Kediri (21/12). Sekitar 500 santri Pondok Pesantren (Ponpes) Wali Barokah Kediri, bersama para santri dari pondok-pondok pesantren di Kota dan Kabupaten Kediri lainnya, mengikuti seminar kesehatan bertema Basic Life Support (BLS) atau Bantuan Hidup Dasar. Kegiatan tersebut digelar di gedung DMC Ponpes Wali Barokah, pada Selasa (16/12).

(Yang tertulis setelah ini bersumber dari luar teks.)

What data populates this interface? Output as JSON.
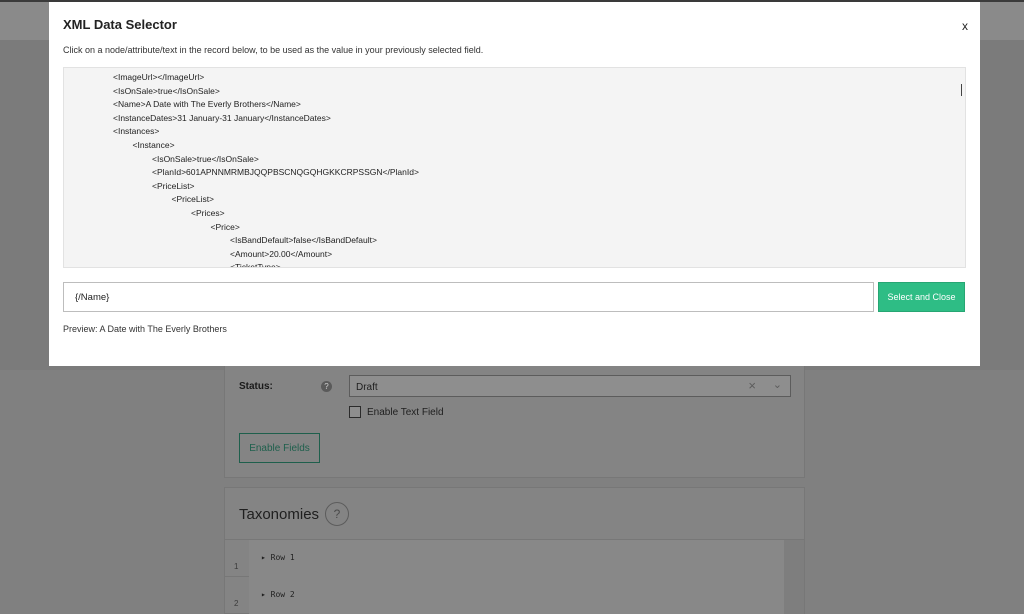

Acara tersebut menghadirkan narasumber dari Dinas Kesehatan Kota Kediri dan Forum Komunikasi Kesehatan Islam (FKKI). Kegiatan ini merupakan bagian dari rangkaian Road to MUSDA ke-7 LDII Kota Kediri, yang dijadwalkan berlangsung keesokan harinya dan akan dibuka langsung oleh Wali Kota Kediri. Seminar ini bertujuan membekali santri dengan pengetahuan dasar penanganan kegawatdaruratan medis, sebelum bantuan tenaga kesehatan tiba di lokasi.
Ketua DPD LDII Kota Kediri sekaligus Wakil Ketua Pondok Pesantren Wali Barokah Kediri, Agung Ryanto menegaskan pemahaman mengenai BLS sangat penting, karena berkaitan langsung dengan keselamatan jiwa, “Basic Life Support ini sebetulnya wajib diketahui semua orang. Ketika di lapangan kita menemui orang pingsan, henti jantung, atau kondisi darurat lainnya, harus tahu langkah pertama apa yang dilakukan sebelum tenaga medis datang,” ujarnya.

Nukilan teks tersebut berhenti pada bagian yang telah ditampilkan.